The position of the stream in the output file is determined by the position of the map command in the command line, so for example in the command above we are inverting the position of the audio streams (taken from 'file2.mkv'), as audio stream 1 will be in first position in the output file, and audio stream 0 (the first in the second input file) will be in second position in the output file.

This map thing is for me the most counter-intuitive because it's unusual for a CLI to be order-dependent. But, well, it is.

- video filters: -vf

Video filters can be extremely complex and I don't pretend to know how to use them by heart. But one simple video filter that I use often is 'scale', for resizing a video:

  -vf scale=<width>:<height>

width and height can be exact values in pixels, or one of them can be '-1' and then ffmpeg computes it based on the current aspect ratio and the other provided value, like this for example:

  -vf scale=320:-1

This doesn't always work because the computed value should be an even integer; if it's not, ffmpeg will raise an error and tell you why; then you can replace the -1 with the nearest even integer (I wonder why it can't do that by itself, but apparently, it can't).

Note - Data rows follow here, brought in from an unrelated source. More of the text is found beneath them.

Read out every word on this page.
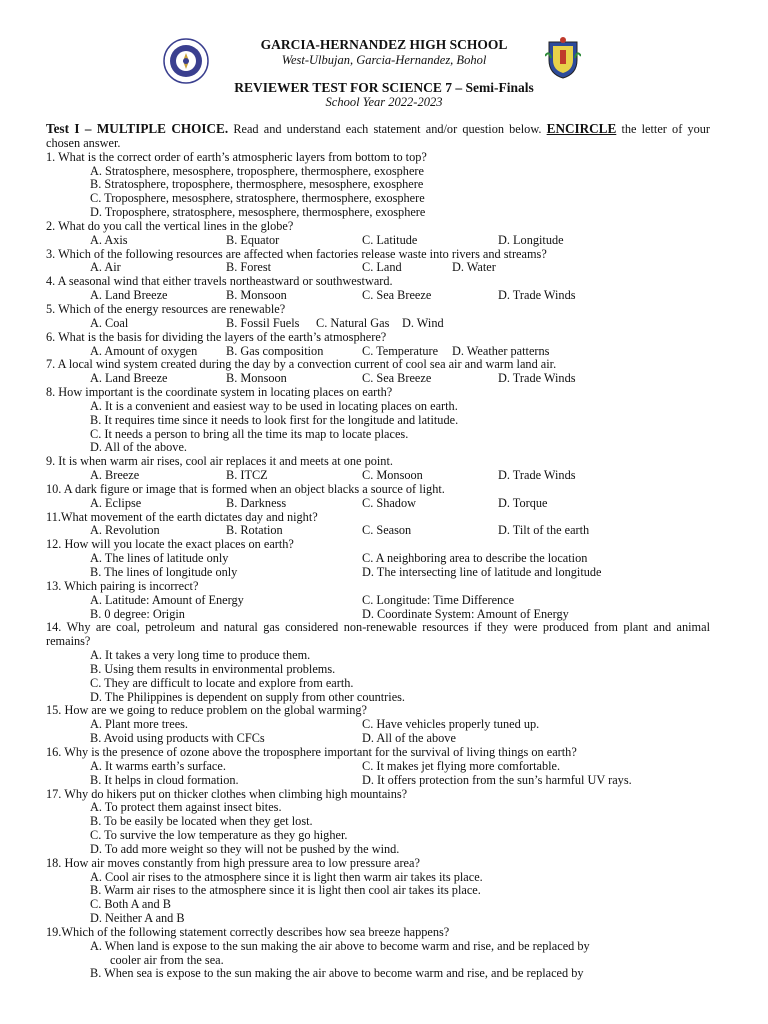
GARCIA-HERNANDEZ HIGH SCHOOL
West-Ulbujan, Garcia-Hernandez, Bohol
REVIEWER TEST FOR SCIENCE 7 – Semi-Finals
School Year 2022-2023
Test I – MULTIPLE CHOICE. Read and understand each statement and/or question below. ENCIRCLE the letter of your chosen answer.
1. What is the correct order of earth’s atmospheric layers from bottom to top?
A. Stratosphere, mesosphere, troposphere, thermosphere, exosphere
B. Stratosphere, troposphere, thermosphere, mesosphere, exosphere
C. Troposphere, mesosphere, stratosphere, thermosphere, exosphere
D. Troposphere, stratosphere, mesosphere, thermosphere, exosphere
2. What do you call the vertical lines in the globe?
A. Axis	B. Equator	C. Latitude	D. Longitude
3. Which of the following resources are affected when factories release waste into rivers and streams?
A. Air	B. Forest	C. Land	D. Water
4. A seasonal wind that either travels northeastward or southwestward.
A. Land Breeze	B. Monsoon	C. Sea Breeze	D. Trade Winds
5. Which of the energy resources are renewable?
A. Coal	B. Fossil Fuels	C. Natural Gas	D. Wind
6. What is the basis for dividing the layers of the earth’s atmosphere?
A. Amount of oxygen	B. Gas composition	C. Temperature	D. Weather patterns
7. A local wind system created during the day by a convection current of cool sea air and warm land air.
A. Land Breeze	B. Monsoon	C. Sea Breeze	D. Trade Winds
8. How important is the coordinate system in locating places on earth?
A. It is a convenient and easiest way to be used in locating places on earth.
B. It requires time since it needs to look first for the longitude and latitude.
C. It needs a person to bring all the time its map to locate places.
D. All of the above.
9. It is when warm air rises, cool air replaces it and meets at one point.
A. Breeze	B. ITCZ	C. Monsoon	D. Trade Winds
10. A dark figure or image that is formed when an object blacks a source of light.
A. Eclipse	B. Darkness	C. Shadow	D. Torque
11.What movement of the earth dictates day and night?
A. Revolution	B. Rotation	C. Season	D. Tilt of the earth
12. How will you locate the exact places on earth?
A. The lines of latitude only	C. A neighboring area to describe the location
B. The lines of longitude only	D. The intersecting line of latitude and longitude
13. Which pairing is incorrect?
A. Latitude: Amount of Energy	C. Longitude: Time Difference
B. 0 degree: Origin	D. Coordinate System: Amount of Energy
14. Why are coal, petroleum and natural gas considered non-renewable resources if they were produced from plant and animal remains?
A. It takes a very long time to produce them.
B. Using them results in environmental problems.
C. They are difficult to locate and explore from earth.
D. The Philippines is dependent on supply from other countries.
15. How are we going to reduce problem on the global warming?
A. Plant more trees.	C. Have vehicles properly tuned up.
B. Avoid using products with CFCs	D. All of the above
16. Why is the presence of ozone above the troposphere important for the survival of living things on earth?
A. It warms earth’s surface.	C. It makes jet flying more comfortable.
B. It helps in cloud formation.	D. It offers protection from the sun’s harmful UV rays.
17. Why do hikers put on thicker clothes when climbing high mountains?
A. To protect them against insect bites.
B. To be easily be located when they get lost.
C. To survive the low temperature as they go higher.
D. To add more weight so they will not be pushed by the wind.
18. How air moves constantly from high pressure area to low pressure area?
A. Cool air rises to the atmosphere since it is light then warm air takes its place.
B. Warm air rises to the atmosphere since it is light then cool air takes its place.
C. Both A and B
D. Neither A and B
19.Which of the following statement correctly describes how sea breeze happens?
A. When land is expose to the sun making the air above to become warm and rise, and be replaced by
cooler air from the sea.
B. When sea is expose to the sun making the air above to become warm and rise, and be replaced by
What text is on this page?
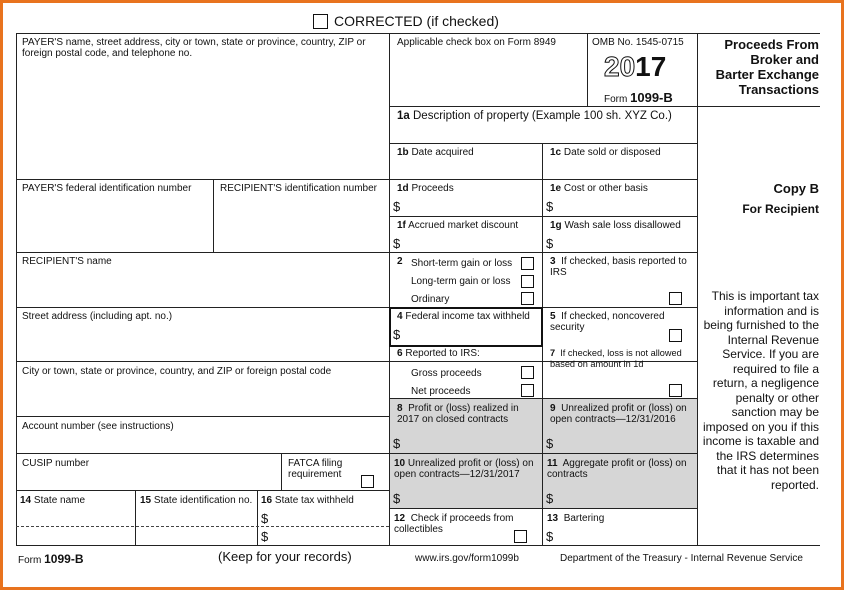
CORRECTED (if checked)
PAYER'S name, street address, city or town, state or province, country, ZIP or foreign postal code, and telephone no.
PAYER'S federal identification number	RECIPIENT'S identification number
RECIPIENT'S name
Street address (including apt. no.)
City or town, state or province, country, and ZIP or foreign postal code
Account number (see instructions)
CUSIP number	FATCA filing requirement
14 State name	15 State identification no. 16 State tax withheld
$
$
Applicable check box on Form 8949	OMB No. 1545-0715
2017
Form 1099-B
Proceeds From
Broker and
Barter Exchange
Transactions
1a Description of property (Example 100 sh. XYZ Co.)
1b Date acquired	1c Date sold or disposed
1d Proceeds
$
1e Cost or other basis
$
1f Accrued market discount
$
1g Wash sale loss disallowed
$
2 Short-term gain or loss
Long-term gain or loss
Ordinary
3 If checked, basis reported to IRS
4 Federal income tax withheld
$
5 If checked, noncovered security
6 Reported to IRS:
Gross proceeds
Net proceeds
7 If checked, loss is not allowed based on amount in 1d
8 Profit or (loss) realized in 2017 on closed contracts
$
9 Unrealized profit or (loss) on open contracts—12/31/2016
$
10 Unrealized profit or (loss) on open contracts—12/31/2017
$
11 Aggregate profit or (loss) on contracts
$
12 Check if proceeds from collectibles
13 Bartering
$
Copy B
For Recipient
This is important tax information and is being furnished to the Internal Revenue Service. If you are required to file a return, a negligence penalty or other sanction may be imposed on you if this income is taxable and the IRS determines that it has not been reported.
Form 1099-B	(Keep for your records)	www.irs.gov/form1099b	Department of the Treasury - Internal Revenue Service
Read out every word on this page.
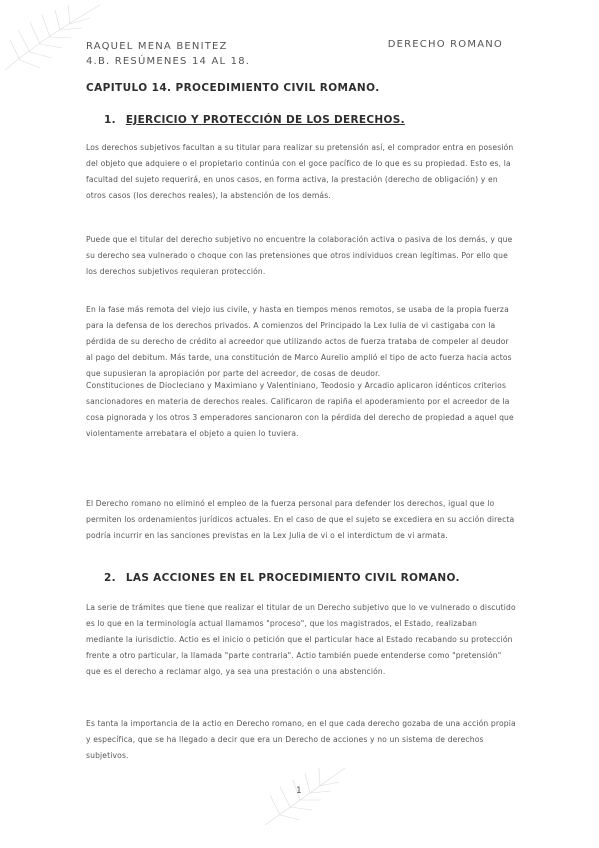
RAQUEL MENA BENITEZ
4.B. RESÚMENES 14 AL 18.
DERECHO ROMANO
CAPITULO 14. PROCEDIMIENTO CIVIL ROMANO.
1. EJERCICIO Y PROTECCIÓN DE LOS DERECHOS.
Los derechos subjetivos facultan a su titular para realizar su pretensión así, el comprador entra en posesión del objeto que adquiere o el propietario continúa con el goce pacífico de lo que es su propiedad. Esto es, la facultad del sujeto requerirá, en unos casos, en forma activa, la prestación (derecho de obligación) y en otros casos (los derechos reales), la abstención de los demás.
Puede que el titular del derecho subjetivo no encuentre la colaboración activa o pasiva de los demás, y que su derecho sea vulnerado o choque con las pretensiones que otros individuos crean legítimas. Por ello que los derechos subjetivos requieran protección.
En la fase más remota del viejo ius civile, y hasta en tiempos menos remotos, se usaba de la propia fuerza para la defensa de los derechos privados. A comienzos del Principado la Lex Iulia de vi castigaba con la pérdida de su derecho de crédito al acreedor que utilizando actos de fuerza trataba de compeler al deudor al pago del debitum. Más tarde, una constitución de Marco Aurelio amplió el tipo de acto fuerza hacia actos que supusieran la apropiación por parte del acreedor, de cosas de deudor.
Constituciones de Diocleciano y Maximiano y Valentiniano, Teodosio y Arcadio aplicaron idénticos criterios sancionadores en materia de derechos reales. Calificaron de rapiña el apoderamiento por el acreedor de la cosa pignorada y los otros 3 emperadores sancionaron con la pérdida del derecho de propiedad a aquel que violentamente arrebatara el objeto a quien lo tuviera.
El Derecho romano no eliminó el empleo de la fuerza personal para defender los derechos, igual que lo permiten los ordenamientos jurídicos actuales. En el caso de que el sujeto se excediera en su acción directa podría incurrir en las sanciones previstas en la Lex Julia de vi o el interdictum de vi armata.
2. LAS ACCIONES EN EL PROCEDIMIENTO CIVIL ROMANO.
La serie de trámites que tiene que realizar el titular de un Derecho subjetivo que lo ve vulnerado o discutido es lo que en la terminología actual llamamos "proceso", que los magistrados, el Estado, realizaban mediante la iurisdictio. Actio es el inicio o petición que el particular hace al Estado recabando su protección frente a otro particular, la llamada "parte contraria". Actio también puede entenderse como "pretensión" que es el derecho a reclamar algo, ya sea una prestación o una abstención.
Es tanta la importancia de la actio en Derecho romano, en el que cada derecho gozaba de una acción propia y específica, que se ha llegado a decir que era un Derecho de acciones y no un sistema de derechos subjetivos.
1
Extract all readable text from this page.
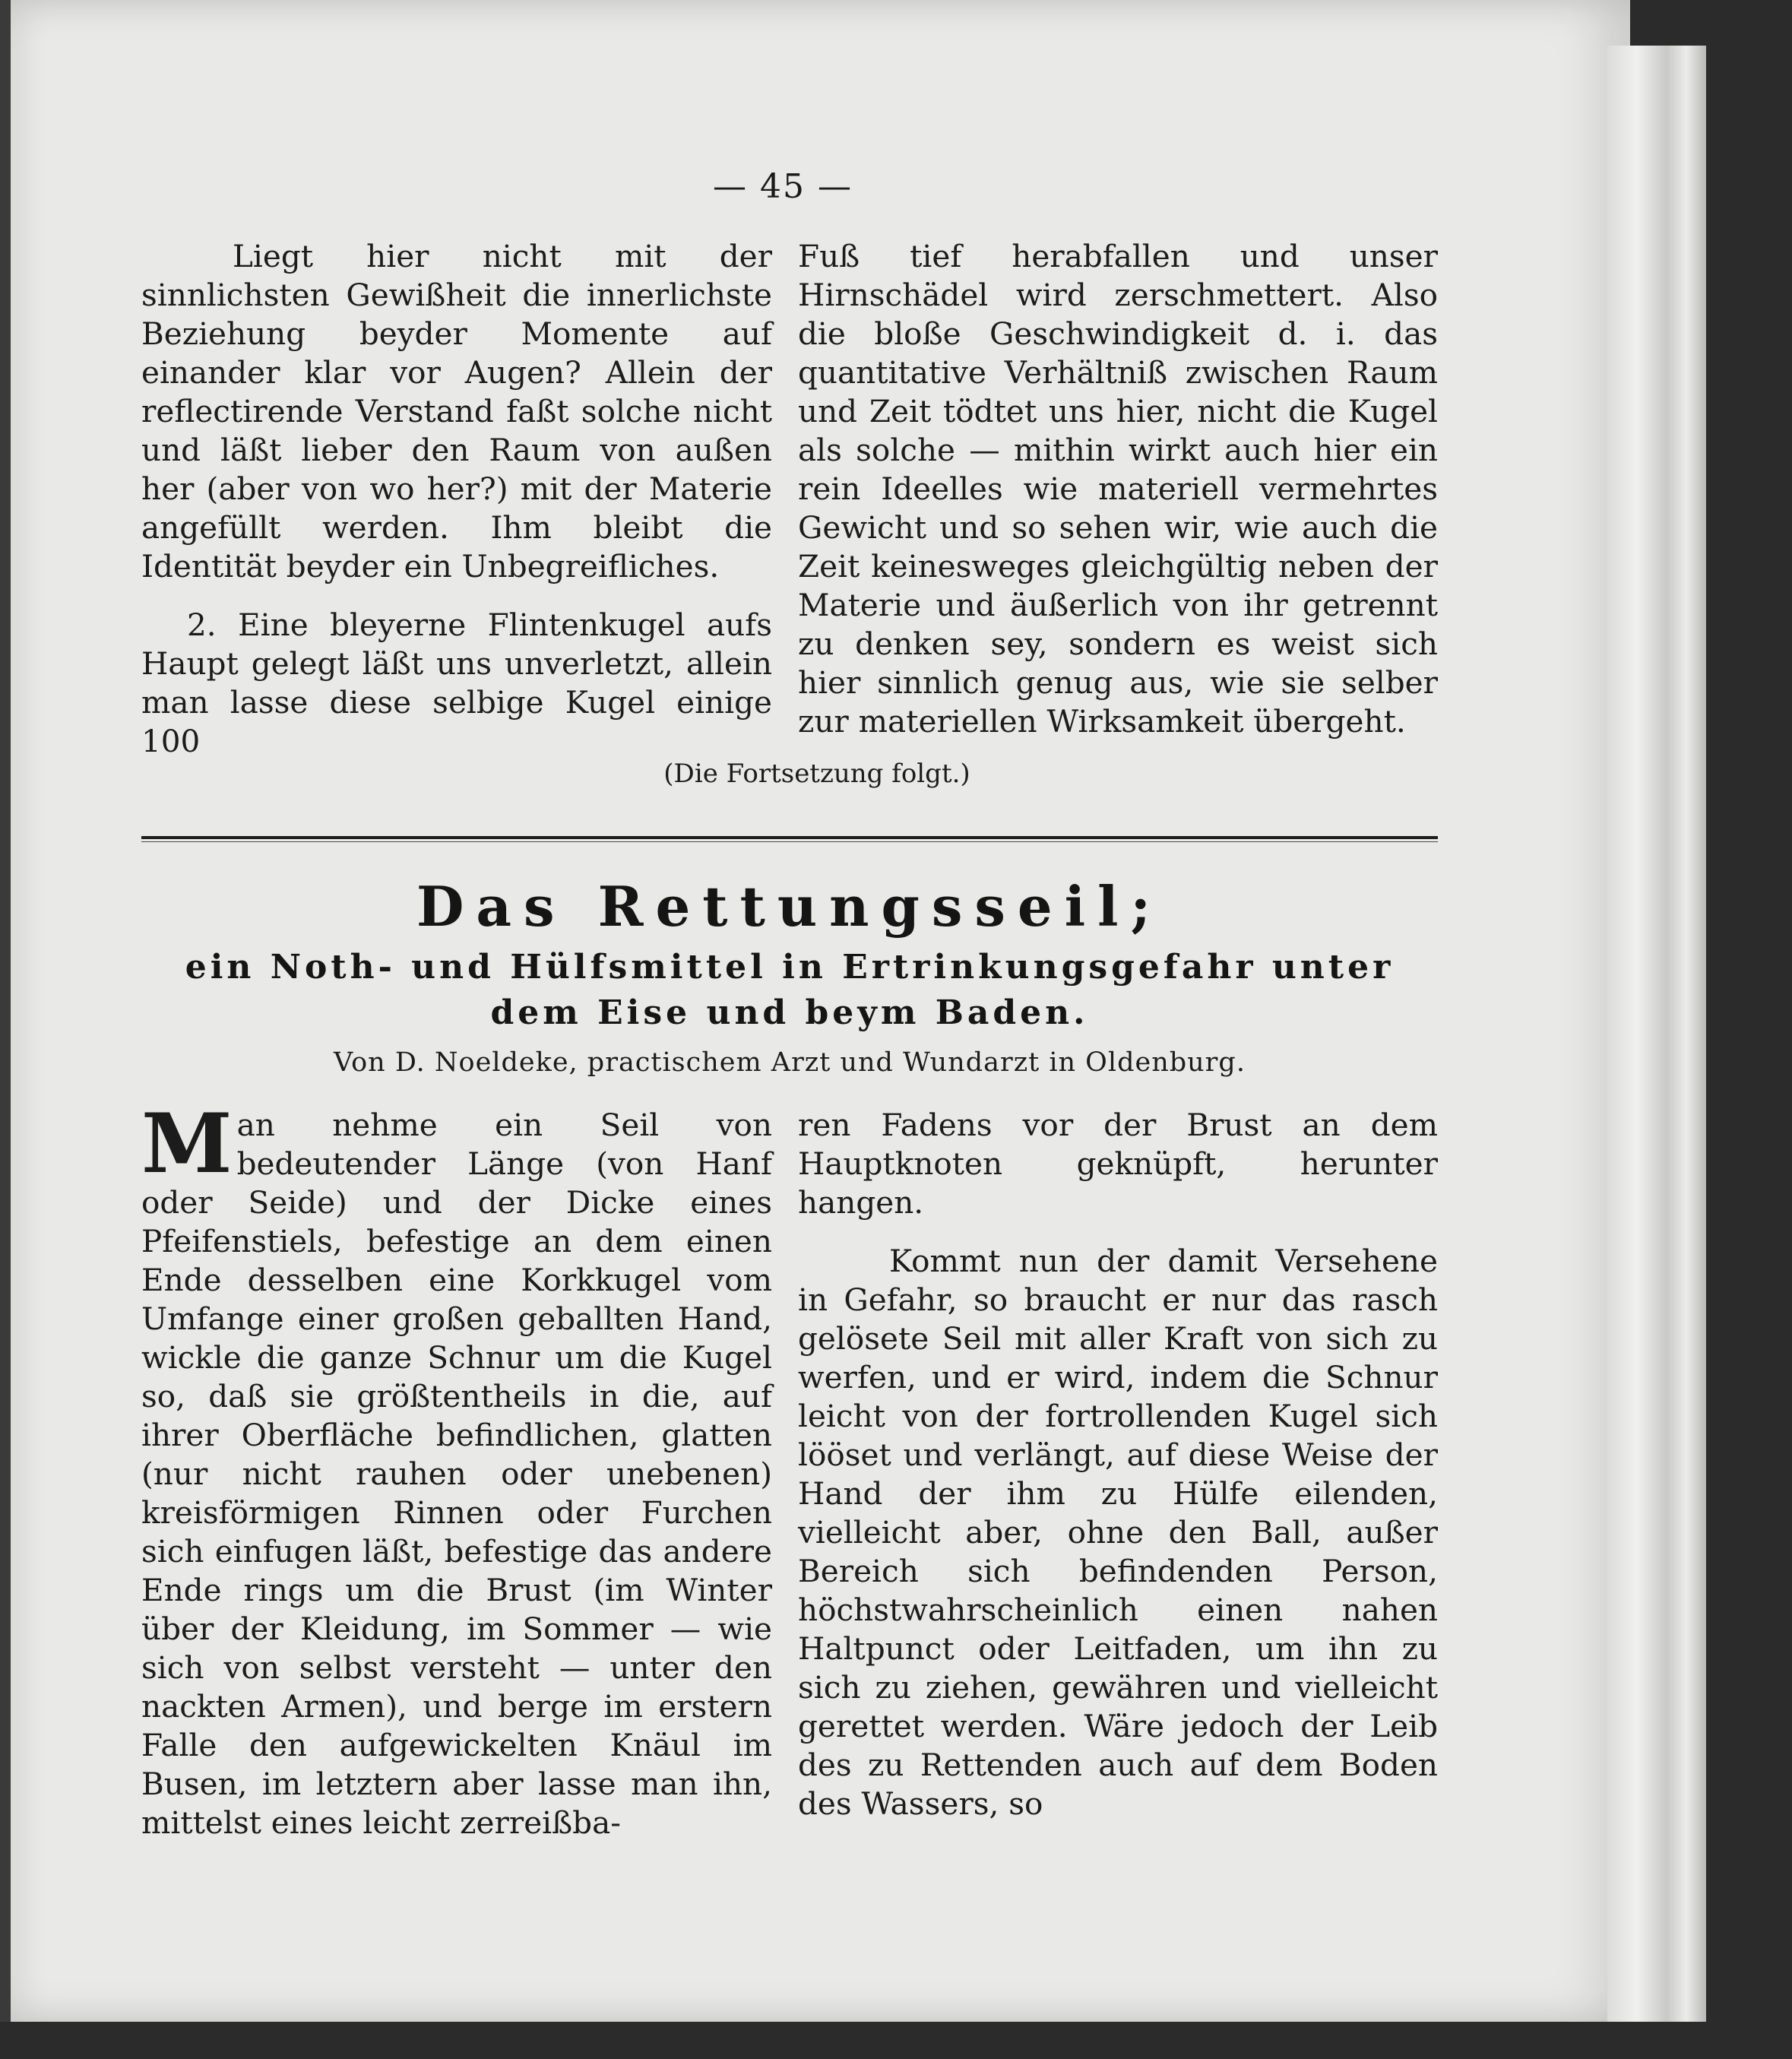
— 45 —

Liegt hier nicht mit der sinnlichsten Gewißheit die innerlichste Beziehung beyder Momente auf einander klar vor Augen? Allein der reflectirende Verstand faßt solche nicht und läßt lieber den Raum von außen her (aber von wo her?) mit der Materie angefüllt werden. Ihm bleibt die Identität beyder ein Unbegreifliches.

2. Eine bleyerne Flintenkugel aufs Haupt gelegt läßt uns unverletzt, allein man lasse diese selbige Kugel einige 100

Fuß tief herabfallen und unser Hirnschädel wird zerschmettert. Also die bloße Geschwindigkeit d. i. das quantitative Verhältniß zwischen Raum und Zeit tödtet uns hier, nicht die Kugel als solche — mithin wirkt auch hier ein rein Ideelles wie materiell vermehrtes Gewicht und so sehen wir, wie auch die Zeit keinesweges gleichgültig neben der Materie und äußerlich von ihr getrennt zu denken sey, sondern es weist sich hier sinnlich genug aus, wie sie selber zur materiellen Wirksamkeit übergeht.

(Die Fortsetzung folgt.)
Das Rettungsseil;
ein Noth- und Hülfsmittel in Ertrinkungsgefahr unter dem Eise und beym Baden.
Von D. Noeldeke, practischem Arzt und Wundarzt in Oldenburg.

Man nehme ein Seil von bedeutender Länge (von Hanf oder Seide) und der Dicke eines Pfeifenstiels, befestige an dem einen Ende desselben eine Korkkugel vom Umfange einer großen geballten Hand, wickle die ganze Schnur um die Kugel so, daß sie größtentheils in die, auf ihrer Oberfläche befindlichen, glatten (nur nicht rauhen oder unebenen) kreisförmigen Rinnen oder Furchen sich einfugen läßt, befestige das andere Ende rings um die Brust (im Winter über der Kleidung, im Sommer — wie sich von selbst versteht — unter den nackten Armen), und berge im erstern Falle den aufgewickelten Knäul im Busen, im letztern aber lasse man ihn, mittelst eines leicht zerreißba-

ren Fadens vor der Brust an dem Hauptknoten geknüpft, herunter hangen.

Kommt nun der damit Versehene in Gefahr, so braucht er nur das rasch gelösete Seil mit aller Kraft von sich zu werfen, und er wird, indem die Schnur leicht von der fortrollenden Kugel sich lööset und verlängt, auf diese Weise der Hand der ihm zu Hülfe eilenden, vielleicht aber, ohne den Ball, außer Bereich sich befindenden Person, höchstwahrscheinlich einen nahen Haltpunct oder Leitfaden, um ihn zu sich zu ziehen, gewähren und vielleicht gerettet werden. Wäre jedoch der Leib des zu Rettenden auch auf dem Boden des Wassers, so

And that's about it! ffmpeg options are immense, but this gets me through 90% of my video encoding needs, without looking at a manual or ask an LLM. (The only other options I use often are -ss and -t for start time and duration, to time-crop a video.)

  • > This doesn't always work because the computed value should be an even integer; if it's not, ffmpeg will raise an error and tell you why; then you can replace the -1 with the nearest even integer (I wonder why it can't do that by itself, but apparently, it can't).

    It's not about integer, but some of the sizes need to be even. You can use `-vf scale=320:-2` to ensure that.

  • > then you can replace the -1 with the nearest even integer (I wonder why it can't do that by itself, but apparently, it can't).

    Likely because the aspect ratio will no longer be the same. There will either be lost information (cropping), compression/stretching, or black bars, none of which should be default behaviour. Hence, the warning.

I would like to throw in a tool that I built into the ring: gencmd - https://gencmd.com/. There is a web version and also a CLI version.

If the CLI is installed, you can do: gencmd -c ffmpeg extract first 1 minute of video

Or you can just search for the same in the browser page.

I do it the old way: I write down the commands as a shell script, and reuse later.

But really what ffmpeg is missing is an expressive language to describe its operation. Something well-structured, like what jq does for JSON.

  • It already does. It’s the cli flags. What you’re missing is the semantic which you can get with learning about containers, codecs, and other stuff. You don’t use grep and sed with no understanding of what a text file is.

ffmpeg and jq are 2 commands I've about given up trying to "use" with any facility and am more than happy to pawn that off to one of the Gippity's; chat, claude, etc.

For me it was using a container of it, instead of having to install all the things FFmpeg needs on a machine.